During the question portion of the program, Norris was asked on his position of homeschooling in which funds are taken from public schools to those who home school. Today, there are no specific guidelines for homeschooling, as well as no accountability in regards to the progress of a student, or overall student success.

“I do think we should to be monitoring those children and make sure they’re getting certain achieved levels,” Norris said. “We have a responsibility to look after that child [a child who is home schooled] and that starts with not draining resources from public education.”

Members of the audience discussed the scenario in which home schooled children are sent back to public schools with less education, causing a large education gap in age.

“We cut this summer’s third grade reading program because they had mismanaged the budget,” Norris said. “That just doesn’t reflect Iowa values.”

“We want to attract the businesses that come here because they have quality workforce, they have access to health care, they have a quality environment that their families want to live in, and they understand that its part of our responsibility to help support that.”

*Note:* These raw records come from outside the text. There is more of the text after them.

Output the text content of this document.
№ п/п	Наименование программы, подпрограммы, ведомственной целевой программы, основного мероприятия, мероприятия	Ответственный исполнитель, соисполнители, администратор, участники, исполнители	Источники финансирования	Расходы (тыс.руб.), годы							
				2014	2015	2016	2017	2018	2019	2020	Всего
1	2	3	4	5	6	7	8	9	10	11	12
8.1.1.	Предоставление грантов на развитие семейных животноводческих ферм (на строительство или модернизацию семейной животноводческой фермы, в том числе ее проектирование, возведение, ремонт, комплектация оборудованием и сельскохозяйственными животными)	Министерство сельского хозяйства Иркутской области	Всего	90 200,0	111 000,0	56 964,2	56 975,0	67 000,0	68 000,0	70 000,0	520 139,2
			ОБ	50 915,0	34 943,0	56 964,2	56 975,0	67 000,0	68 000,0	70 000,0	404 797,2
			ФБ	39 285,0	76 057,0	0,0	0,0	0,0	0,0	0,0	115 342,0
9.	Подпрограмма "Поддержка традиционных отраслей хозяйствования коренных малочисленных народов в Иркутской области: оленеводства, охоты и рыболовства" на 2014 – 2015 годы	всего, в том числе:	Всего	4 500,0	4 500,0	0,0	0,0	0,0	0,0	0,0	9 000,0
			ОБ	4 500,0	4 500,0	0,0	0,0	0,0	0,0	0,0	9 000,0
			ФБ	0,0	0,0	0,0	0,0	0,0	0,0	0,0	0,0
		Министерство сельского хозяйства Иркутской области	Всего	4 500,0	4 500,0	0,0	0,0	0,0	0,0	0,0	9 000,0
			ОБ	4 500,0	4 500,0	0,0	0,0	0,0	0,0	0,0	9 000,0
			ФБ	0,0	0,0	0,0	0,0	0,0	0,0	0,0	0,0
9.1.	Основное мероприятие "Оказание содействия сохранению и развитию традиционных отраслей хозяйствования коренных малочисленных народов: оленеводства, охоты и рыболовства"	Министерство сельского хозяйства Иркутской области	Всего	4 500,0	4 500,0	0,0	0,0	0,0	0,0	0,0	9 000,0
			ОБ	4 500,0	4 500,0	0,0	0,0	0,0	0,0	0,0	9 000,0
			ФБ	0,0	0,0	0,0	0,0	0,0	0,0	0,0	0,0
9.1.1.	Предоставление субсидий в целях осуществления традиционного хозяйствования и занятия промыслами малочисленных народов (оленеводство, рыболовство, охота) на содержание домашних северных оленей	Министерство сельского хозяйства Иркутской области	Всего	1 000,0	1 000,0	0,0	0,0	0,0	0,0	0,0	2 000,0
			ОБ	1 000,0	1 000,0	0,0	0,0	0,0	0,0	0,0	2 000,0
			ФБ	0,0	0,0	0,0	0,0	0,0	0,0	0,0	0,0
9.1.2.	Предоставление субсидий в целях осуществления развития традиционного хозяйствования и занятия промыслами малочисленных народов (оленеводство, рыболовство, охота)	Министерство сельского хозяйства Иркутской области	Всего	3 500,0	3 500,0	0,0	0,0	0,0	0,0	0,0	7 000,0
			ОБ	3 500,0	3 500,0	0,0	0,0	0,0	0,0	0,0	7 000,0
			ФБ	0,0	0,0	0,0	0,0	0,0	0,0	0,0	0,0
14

Later in the event he was asked by a member in the audience how funding for his campaign was going. Norris first began his campaign trail in Storm Lake, Iowa, and expressed an interest in talking directly to smaller crowds in contrast to buying ads on a television screen.

“I feel good about where I’m at in this race,” Norris said. “It’s a long campaign and that’s why I’m doing things like this to get out and talk to people.”

Norris said the race has a lot of good candidates.

“Democrats - odds are generally stacked against us, and I think 2018 could be a good year.”